Procedures for handling medicines in schools have been tightened, following a critical report by council auditors last year.
And fears that controlled drugs had gone missing have been allayed after a track and trace investigation. All drugs were accounted for through changed dosages. Schools had not filled in the relevant paperwork or kept a running total so there was no trace of numbers or dosage, Alison Raeburn, an education service manager, reported to West Lothian Council’s Audit Committee.
“Procedures on health care in schools have been revised and staff training will take place in June, ready for August implementation,” she added.
Councillor Damian Timson, Tory Group leader, said: “There does appear to be an improvement.”
He pointed out that controlled drugs including methylphenidate were highly desirable on the street and asked what measures were put in place to ensure correct storage and usage.
Ms Raeburn said in the schools where there had been issues “there was no loss of any tablets.”
The correct number was found by counting back.
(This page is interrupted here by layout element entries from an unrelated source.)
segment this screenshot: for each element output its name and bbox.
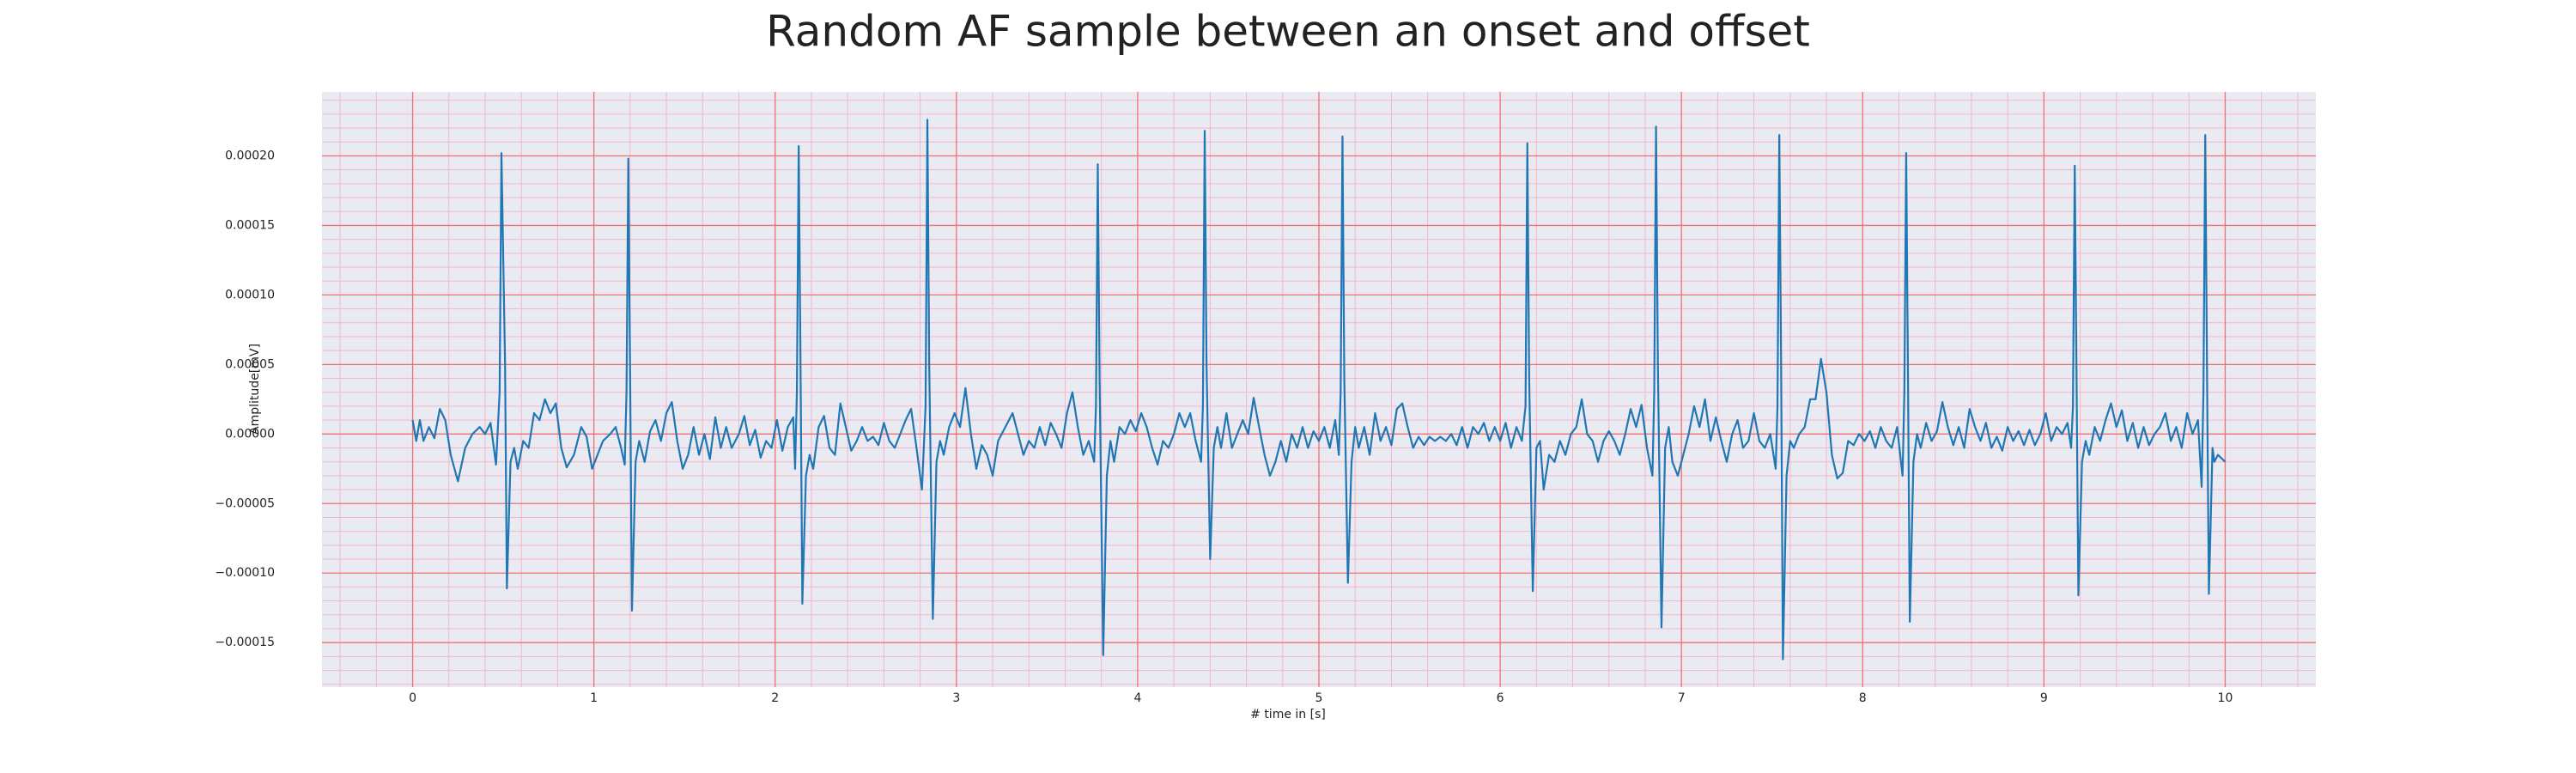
grid (322, 92, 2316, 687)
ticks: 0 1 2 3 4 5 6 7 8 9 10 −0.00015 −0.00010 −0.00005 0.00… (215, 149, 2233, 705)
y-tick-label: −0.00005 (215, 496, 275, 510)
x-tick-label: 4 (1133, 691, 1141, 705)
y-tick-label: 0.00005 (225, 357, 275, 371)
x-tick-label: 10 (2218, 691, 2233, 705)
y-tick-label: 0.00000 (225, 427, 275, 441)
chart-title: Random AF sample between an onset and of… (766, 7, 1810, 57)
x-tick-label: 9 (2040, 691, 2048, 705)
x-tick-label: 0 (409, 691, 416, 705)
x-tick-label: 2 (771, 691, 779, 705)
x-tick-label: 8 (1859, 691, 1867, 705)
x-tick-label: 6 (1497, 691, 1504, 705)
x-tick-label: 5 (1315, 691, 1323, 705)
y-tick-label: −0.00015 (215, 636, 275, 649)
y-axis-label: Amplitude[mV] (248, 344, 262, 435)
marks (411, 119, 2227, 660)
signal-line (411, 119, 2227, 660)
x-axis-label: # time in [s] (1250, 708, 1326, 721)
x-tick-label: 3 (952, 691, 960, 705)
y-tick-label: 0.00020 (225, 149, 275, 162)
y-tick-label: −0.00010 (215, 566, 275, 580)
x-tick-label: 1 (590, 691, 598, 705)
x-tick-label: 7 (1678, 691, 1686, 705)
y-tick-label: 0.00015 (225, 218, 275, 232)
y-tick-label: 0.00010 (225, 288, 275, 301)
The schools did not comply with procedure by not keeping a running total.
She added that in another instance where there was no witness signature the administration of medication had in fact been witnessed but the paperwork had not been completed.
Both committee chairman, Councillor Chris Horne and Council leader Councillor Lawrence Fitzpatrick, aired concerns about parental compliance with the procedures including parents ensuring up to date medications were supplied to schools.
Part of the improved procedures focuses on greater communication with parents.
Ms Raeburn said: “There has been an extensive amount of discussion with schools since August about the importance of compliance and we continue to have practice events and discussion with schools.”